A première vue, ce dernier, quand il est choisi, apparaît comme une bonne solution pour tout « concilier » : en se libérant du temps, souvent le mercredi, la femme a moins le sentiment de sacrifier sa vie personnelle. Elle se préserve des moments pour s’occuper de ses petites têtes blondes. Encore faut-il que ces moments en famille ne soient pas trop parasités par le travail. Dans les organisations très exigeantes vis-à-vis de leurs collaborateurs, il est difficile aux mères de décrocher le jour J. Celles qui ont un portable sont « tentées » de consulter leurs mails. Avec leurs téléphones elles sont joignables tout le temps. Les pièges de la mobilité sont largement connus. Mais ne nous y trompons pas : ces machines ne tendent pas des pièges … ce ne sont que des machines. Non, les éventuels pièges se situent ailleurs : dans ce qui a été mis à plat (ou plutôt ce qui justement n’a pas été mis à plat…) au moment du passage à temps partiel. Bien souvent l’entreprise dit « oui » au temps partiel sans que cette nouvelle organisation ne donne lieu à une explication claire avec le hiérarchique. La rémunération est diminuée au prorata de la réduction du temps de travail, mais la question de la charge de travail (est-elle réduite ? maintenue ? si elle est réduite qui la prend en charge ?...) reste dans le flou. Il faut impérativement l’éclaircir. Le travail à temps partiel n'exclut pas de travailler plus que la durée prévue par le contrat. Les heures "complémentaires" ainsi effectuées peut donner lieu, sous conditions, à une majoration de salaire. Depuis la loi "Tepa" du 21 août 2007, elles peuvent également ouvrir droit, pour le salarié, à une exonération d'impôt sur le revenu.

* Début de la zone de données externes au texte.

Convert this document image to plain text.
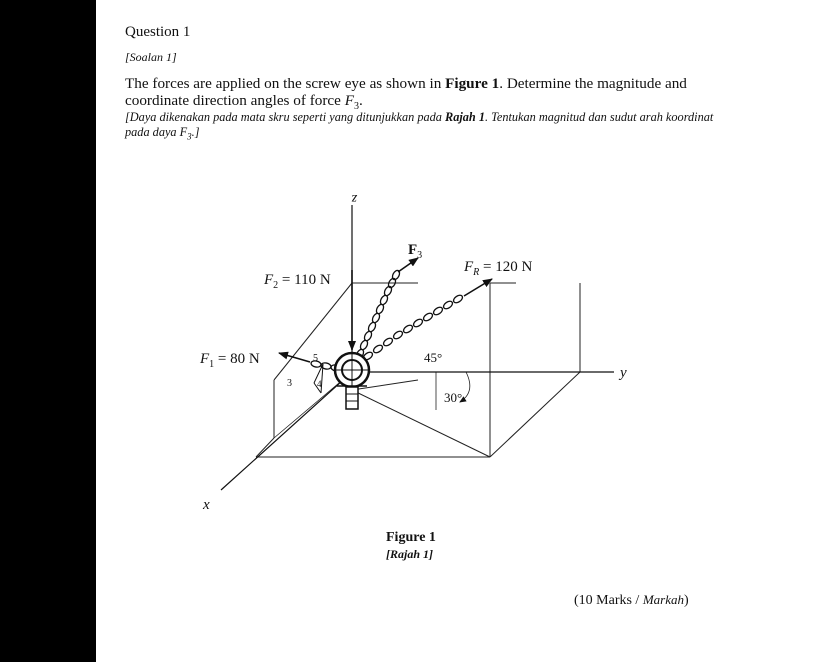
Question 1
[Soalan 1]
The forces are applied on the screw eye as shown in Figure 1. Determine the magnitude and coordinate direction angles of force $F_3$.
[Daya dikenakan pada mata skru seperti yang ditunjukkan pada Rajah 1. Tentukan magnitud dan sudut arah koordinat pada daya $F_3$.]
z
x
y
$F_3$
$F_2 = 110$ N
$F_1 = 80$ N
$F_R = 120$ N
45°
30°
5
3	4
Figure 1
[Rajah 1]
(10 Marks / Markah)
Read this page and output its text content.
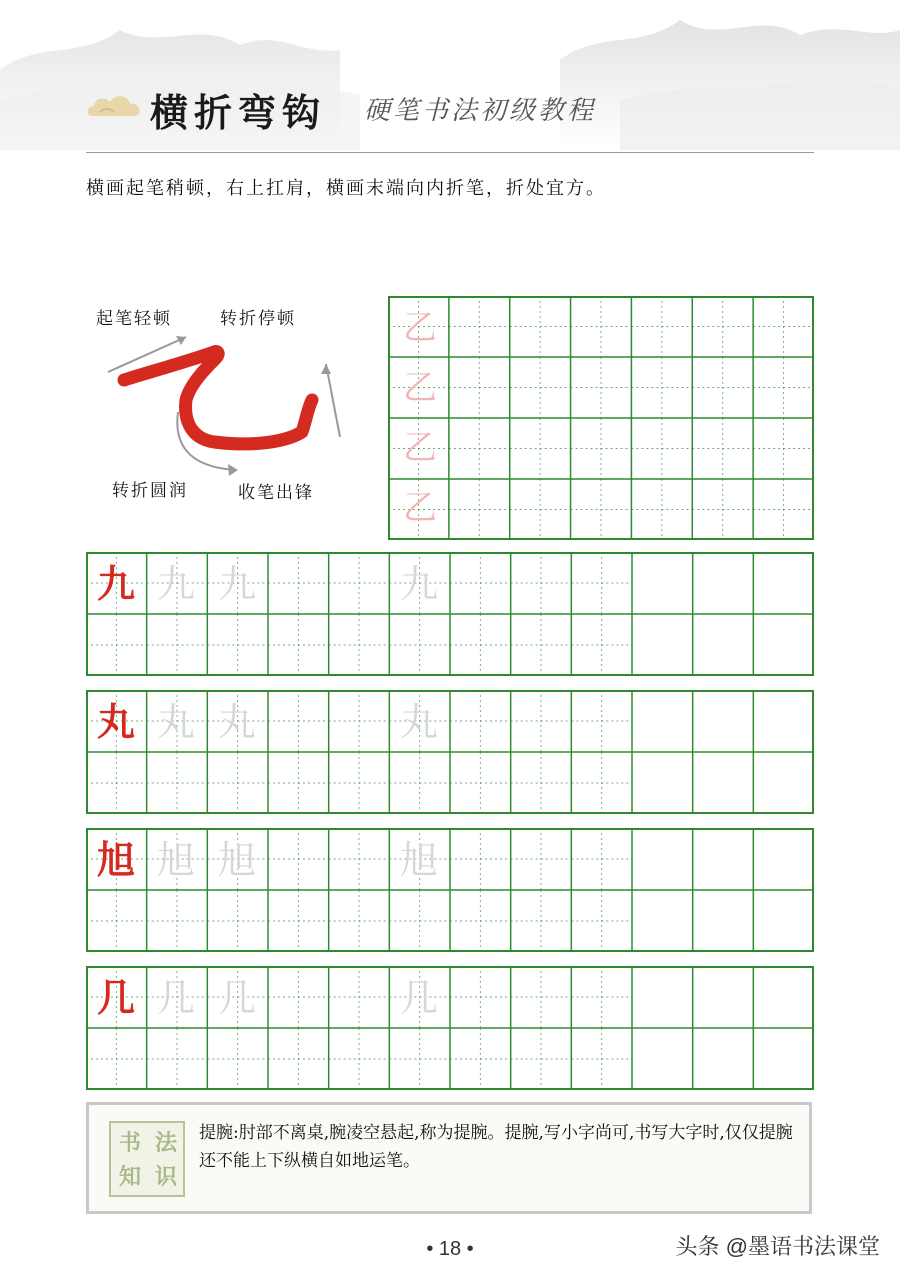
横折弯钩 硬笔书法初级教程
横画起笔稍顿，右上扛肩，横画末端向内折笔，折处宜方。
起笔轻顿	转折停顿
转折圆润	收笔出锋
乙
乙
乙
乙
九 九 九	九
丸 丸 丸	丸
旭 旭 旭	旭
几 几 几	几
书 法
知 识
提腕:肘部不离桌,腕凌空悬起,称为提腕。提腕,写小字尚可,书写大字时,仅仅提腕还不能上下纵横自如地运笔。
• 18 •	头条 @墨语书法课堂
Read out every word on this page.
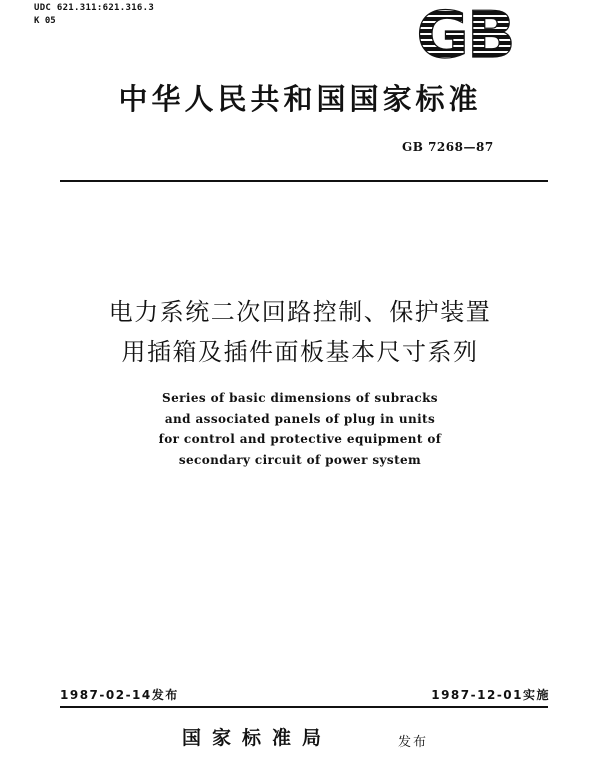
UDC 621.311:621.316.3
K 05	GB
中华人民共和国国家标准
GB 7268—87
电力系统二次回路控制、保护装置
用插箱及插件面板基本尺寸系列
Series of basic dimensions of subracks
and associated panels of plug in units
for control and protective equipment of
secondary circuit of power system
1987-02-14发布	1987-12-01实施
国家标准局	发布
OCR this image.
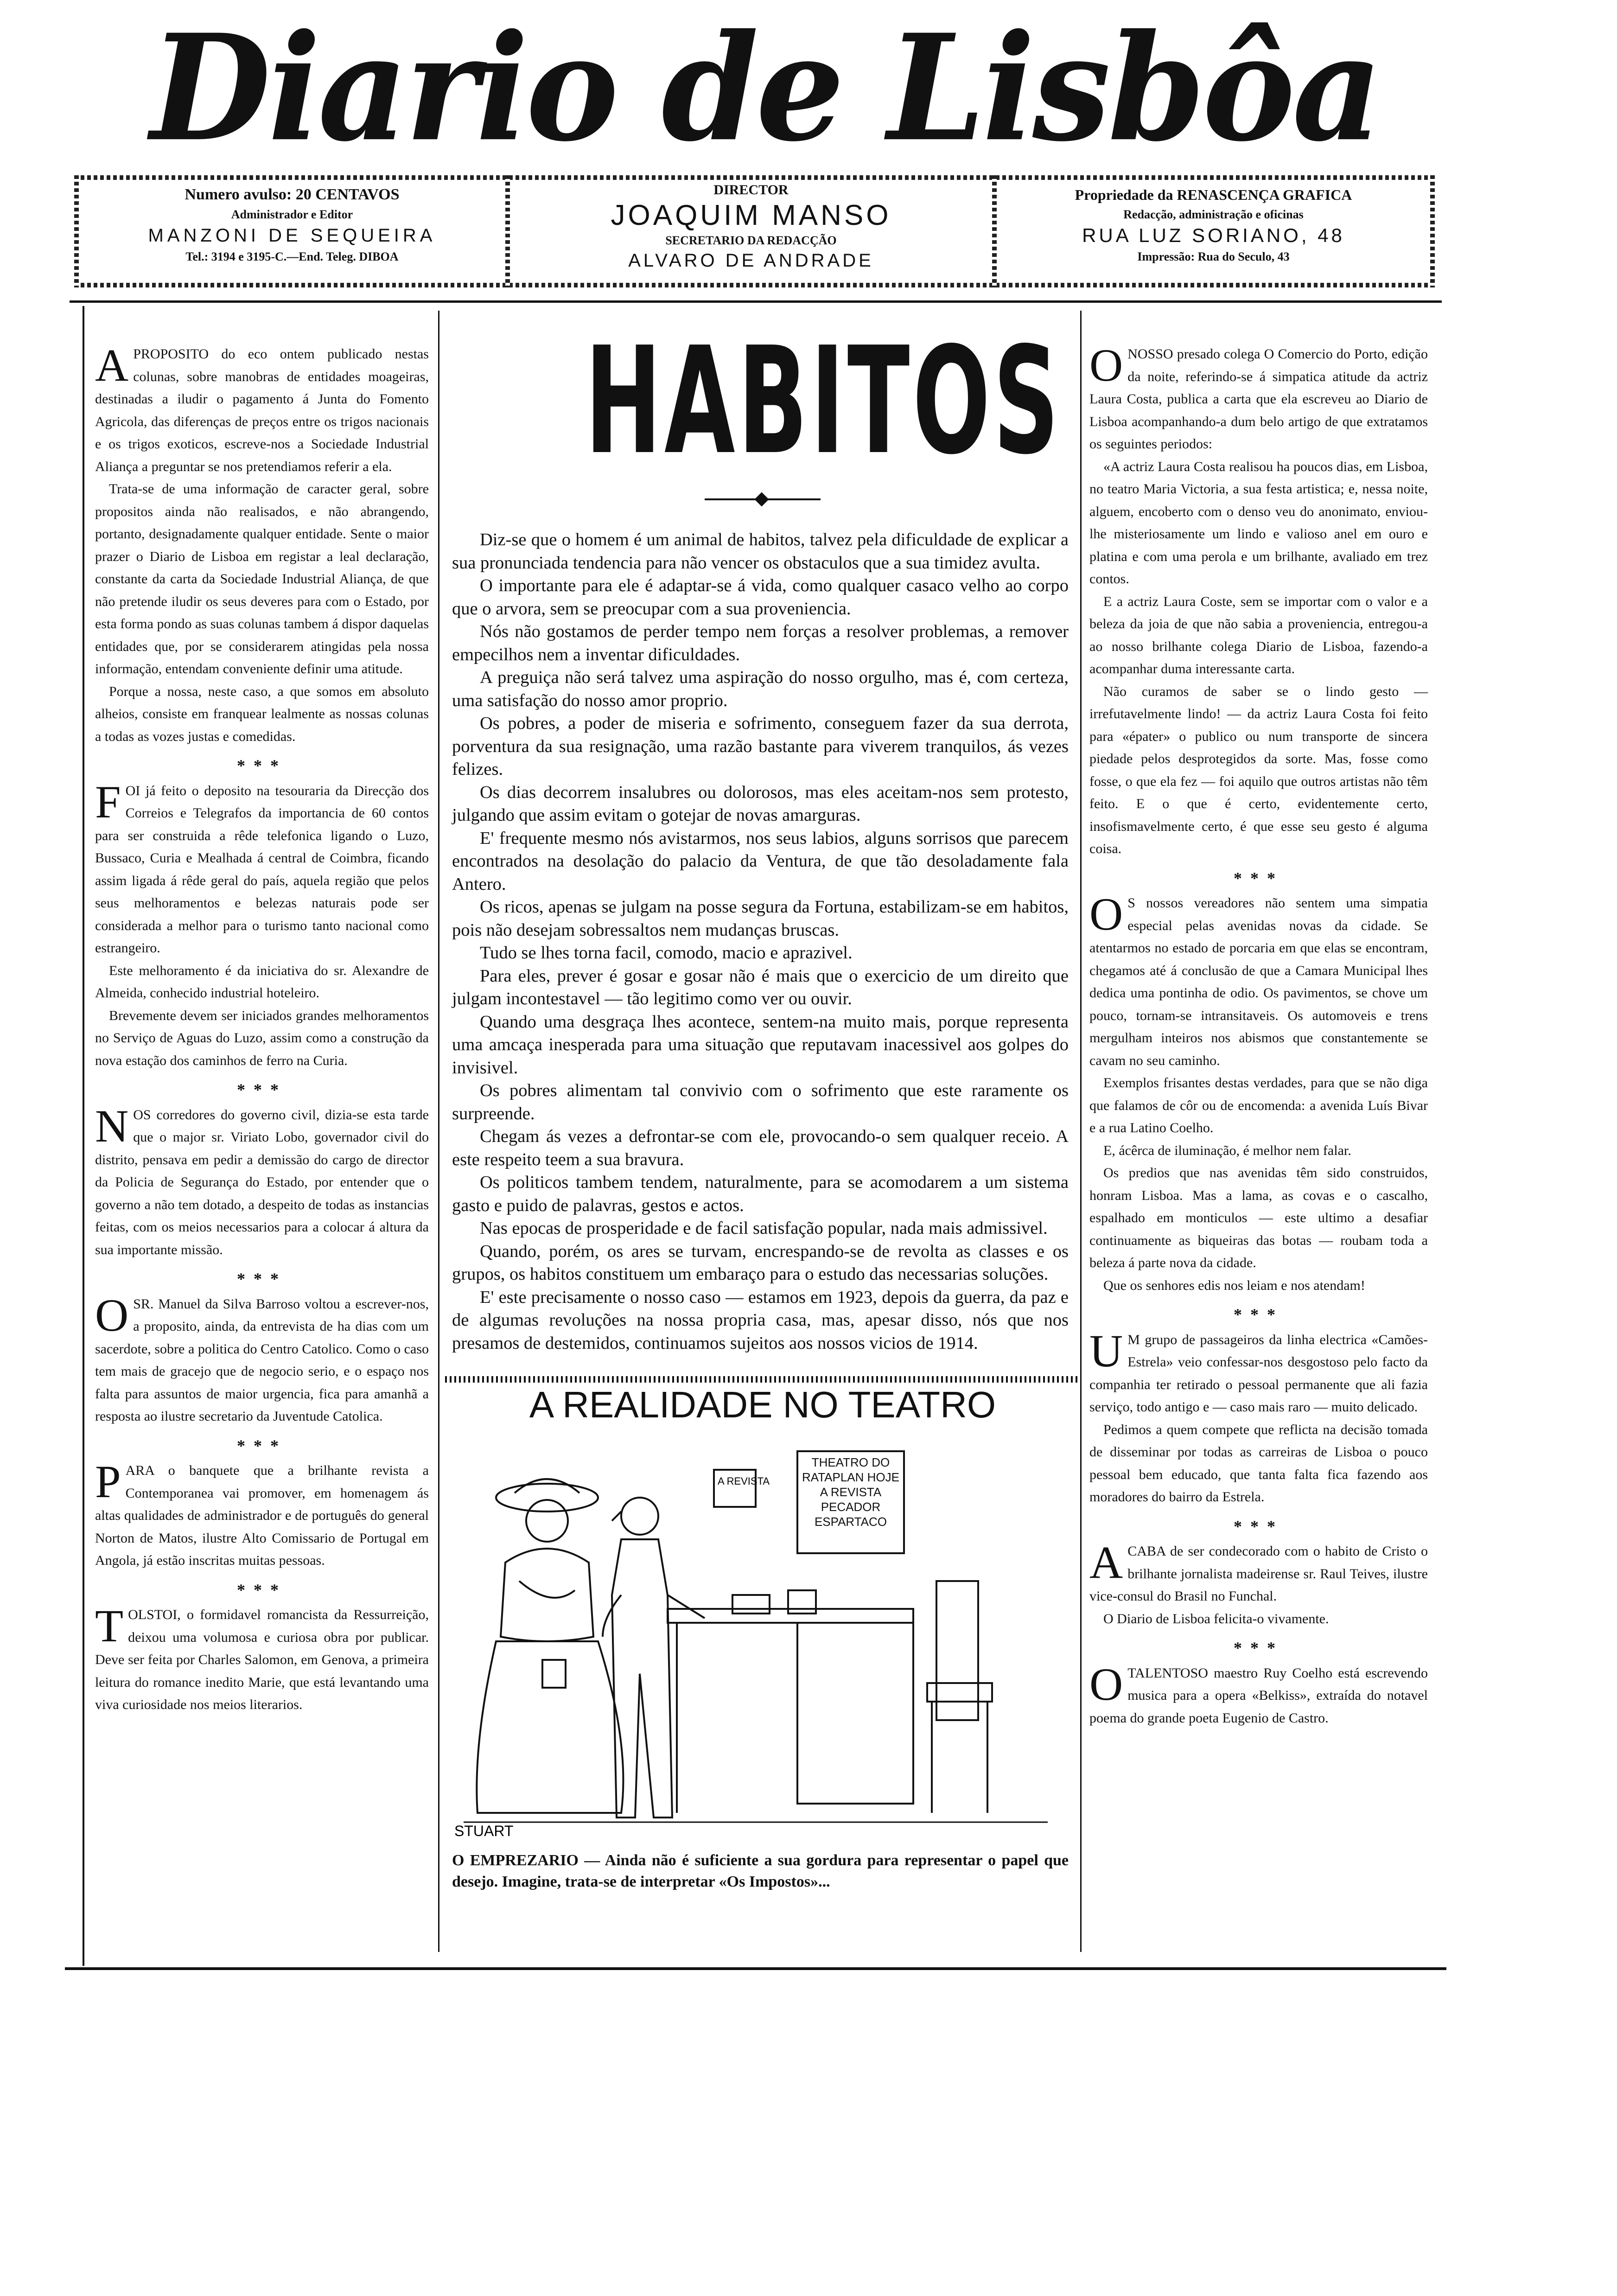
Diario de Lisbôa
Numero avulso: 20 CENTAVOS
Administrador e Editor
MANZONI DE SEQUEIRA
Tel.: 3194 e 3195-C.—End. Teleg. DIBOA
DIRECTOR
JOAQUIM MANSO
SECRETARIO DA REDACÇÃO
ALVARO DE ANDRADE
Propriedade da RENASCENÇA GRAFICA
Redacção, administração e oficinas
RUA LUZ SORIANO, 48
Impressão: Rua do Seculo, 43

APROPOSITO do eco ontem publicado nestas colunas, sobre manobras de entidades moageiras, destinadas a iludir o pagamento á Junta do Fomento Agricola, das diferenças de preços entre os trigos nacionais e os trigos exoticos, escreve-nos a Sociedade Industrial Aliança a preguntar se nos pretendiamos referir a ela.

Trata-se de uma informação de caracter geral, sobre propositos ainda não realisados, e não abrangendo, portanto, designadamente qualquer entidade. Sente o maior prazer o Diario de Lisboa em registar a leal declaração, constante da carta da Sociedade Industrial Aliança, de que não pretende iludir os seus deveres para com o Estado, por esta forma pondo as suas colunas tambem á dispor daquelas entidades que, por se considerarem atingidas pela nossa informação, entendam conveniente definir uma atitude.

Porque a nossa, neste caso, a que somos em absoluto alheios, consiste em franquear lealmente as nossas colunas a todas as vozes justas e comedidas.

***

FOI já feito o deposito na tesouraria da Direcção dos Correios e Telegrafos da importancia de 60 contos para ser construida a rêde telefonica ligando o Luzo, Bussaco, Curia e Mealhada á central de Coimbra, ficando assim ligada á rêde geral do país, aquela região que pelos seus melhoramentos e belezas naturais pode ser considerada a melhor para o turismo tanto nacional como estrangeiro.

Este melhoramento é da iniciativa do sr. Alexandre de Almeida, conhecido industrial hoteleiro.

Brevemente devem ser iniciados grandes melhoramentos no Serviço de Aguas do Luzo, assim como a construção da nova estação dos caminhos de ferro na Curia.

***

NOS corredores do governo civil, dizia-se esta tarde que o major sr. Viriato Lobo, governador civil do distrito, pensava em pedir a demissão do cargo de director da Policia de Segurança do Estado, por entender que o governo a não tem dotado, a despeito de todas as instancias feitas, com os meios necessarios para a colocar á altura da sua importante missão.

***

OSR. Manuel da Silva Barroso voltou a escrever-nos, a proposito, ainda, da entrevista de ha dias com um sacerdote, sobre a politica do Centro Catolico. Como o caso tem mais de gracejo que de negocio serio, e o espaço nos falta para assuntos de maior urgencia, fica para amanhã a resposta ao ilustre secretario da Juventude Catolica.

***

PARA o banquete que a brilhante revista a Contemporanea vai promover, em homenagem ás altas qualidades de administrador e de português do general Norton de Matos, ilustre Alto Comissario de Portugal em Angola, já estão inscritas muitas pessoas.

***

TOLSTOI, o formidavel romancista da Ressurreição, deixou uma volumosa e curiosa obra por publicar. Deve ser feita por Charles Salomon, em Genova, a primeira leitura do romance inedito Marie, que está levantando uma viva curiosidade nos meios literarios.

HABITOS

Diz-se que o homem é um animal de habitos, talvez pela dificuldade de explicar a sua pronunciada tendencia para não vencer os obstaculos que a sua timidez avulta.

O importante para ele é adaptar-se á vida, como qualquer casaco velho ao corpo que o arvora, sem se preocupar com a sua proveniencia.

Nós não gostamos de perder tempo nem forças a resolver problemas, a remover empecilhos nem a inventar dificuldades.

A preguiça não será talvez uma aspiração do nosso orgulho, mas é, com certeza, uma satisfação do nosso amor proprio.

Os pobres, a poder de miseria e sofrimento, conseguem fazer da sua derrota, porventura da sua resignação, uma razão bastante para viverem tranquilos, ás vezes felizes.

Os dias decorrem insalubres ou dolorosos, mas eles aceitam-nos sem protesto, julgando que assim evitam o gotejar de novas amarguras.

E' frequente mesmo nós avistarmos, nos seus labios, alguns sorrisos que parecem encontrados na desolação do palacio da Ventura, de que tão desoladamente fala Antero.

Os ricos, apenas se julgam na posse segura da Fortuna, estabilizam-se em habitos, pois não desejam sobressaltos nem mudanças bruscas.

Tudo se lhes torna facil, comodo, macio e aprazivel.

Para eles, prever é gosar e gosar não é mais que o exercicio de um direito que julgam incontestavel — tão legitimo como ver ou ouvir.

Quando uma desgraça lhes acontece, sentem-na muito mais, porque representa uma amcaça inesperada para uma situação que reputavam inacessivel aos golpes do invisivel.

Os pobres alimentam tal convivio com o sofrimento que este raramente os surpreende.

Chegam ás vezes a defrontar-se com ele, provocando-o sem qualquer receio. A este respeito teem a sua bravura.

Os politicos tambem tendem, naturalmente, para se acomodarem a um sistema gasto e puido de palavras, gestos e actos.

Nas epocas de prosperidade e de facil satisfação popular, nada mais admissivel.

Quando, porém, os ares se turvam, encrespando-se de revolta as classes e os grupos, os habitos constituem um embaraço para o estudo das necessarias soluções.

E' este precisamente o nosso caso — estamos em 1923, depois da guerra, da paz e de algumas revoluções na nossa propria casa, mas, apesar disso, nós que nos presamos de destemidos, continuamos sujeitos aos nossos vicios de 1914.

A REALIDADE NO TEATRO
A REVISTA
THEATRO DO RATAPLAN HOJE A REVISTA PECADOR ESPARTACO
STUART
O EMPREZARIO — Ainda não é suficiente a sua gordura para representar o papel que desejo. Imagine, trata-se de interpretar «Os Impostos»...

ONOSSO presado colega O Comercio do Porto, edição da noite, referindo-se á simpatica atitude da actriz Laura Costa, publica a carta que ela escreveu ao Diario de Lisboa acompanhando-a dum belo artigo de que extratamos os seguintes periodos:

«A actriz Laura Costa realisou ha poucos dias, em Lisboa, no teatro Maria Victoria, a sua festa artistica; e, nessa noite, alguem, encoberto com o denso veu do anonimato, enviou-lhe misteriosamente um lindo e valioso anel em ouro e platina e com uma perola e um brilhante, avaliado em trez contos.

E a actriz Laura Coste, sem se importar com o valor e a beleza da joia de que não sabia a proveniencia, entregou-a ao nosso brilhante colega Diario de Lisboa, fazendo-a acompanhar duma interessante carta.

Não curamos de saber se o lindo gesto — irrefutavelmente lindo! — da actriz Laura Costa foi feito para «épater» o publico ou num transporte de sincera piedade pelos desprotegidos da sorte. Mas, fosse como fosse, o que ela fez — foi aquilo que outros artistas não têm feito. E o que é certo, evidentemente certo, insofismavelmente certo, é que esse seu gesto é alguma coisa.

***

O S nossos vereadores não sentem uma simpatia especial pelas avenidas novas da cidade. Se atentarmos no estado de porcaria em que elas se encontram, chegamos até á conclusão de que a Camara Municipal lhes dedica uma pontinha de odio. Os pavimentos, se chove um pouco, tornam-se intransitaveis. Os automoveis e trens mergulham inteiros nos abismos que constantemente se cavam no seu caminho.

Exemplos frisantes destas verdades, para que se não diga que falamos de côr ou de encomenda: a avenida Luís Bivar e a rua Latino Coelho.

E, ácêrca de iluminação, é melhor nem falar.

Os predios que nas avenidas têm sido construidos, honram Lisboa. Mas a lama, as covas e o cascalho, espalhado em monticulos — este ultimo a desafiar continuamente as biqueiras das botas — roubam toda a beleza á parte nova da cidade.

Que os senhores edis nos leiam e nos atendam!

***

U M grupo de passageiros da linha electrica «Camões-Estrela» veio confessar-nos desgostoso pelo facto da companhia ter retirado o pessoal permanente que ali fazia serviço, todo antigo e — caso mais raro — muito delicado.

Pedimos a quem compete que reflicta na decisão tomada de disseminar por todas as carreiras de Lisboa o pouco pessoal bem educado, que tanta falta fica fazendo aos moradores do bairro da Estrela.

***

ACABA de ser condecorado com o habito de Cristo o brilhante jornalista madeirense sr. Raul Teives, ilustre vice-consul do Brasil no Funchal.

O Diario de Lisboa felicita-o vivamente.

***

OTALENTOSO maestro Ruy Coelho está escrevendo musica para a opera «Belkiss», extraída do notavel poema do grande poeta Eugenio de Castro.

Nombreuses sont les femmes qui, tellement reconnaissantes vis-à-vis de leur entreprise de leur avoir accordé un temps partiel (alors que bien souvent l’entreprise y était légalement obligée), n’osent pas enclencher la discussion sur ce point. Par la suite, elles s’en mordent les doigts.
Autre point à avoir en tête : du point de vue de la carrière, le temps partiel est rarement neutre. Dans les entreprises où ce sont globalement ceux qui se « donnent » le plus qui sont les mieux « récompensés », les temps partiels n’ont souvent pas bonne presse. Comme si les personnes à temps partiel étaient forcément moins motivées que les autres… Alors il ne s’agit pas de renoncer d’emblée à réduire son temps de travail. Simplement de se préparer à « cravacher » un peu plus pour qu’on pense encore à vous à l’avenir pour les belles missions et les postes intéressants. A moins que vous n’ayez effectivement décidé de lever le pied. Mais cela est une autre histoire.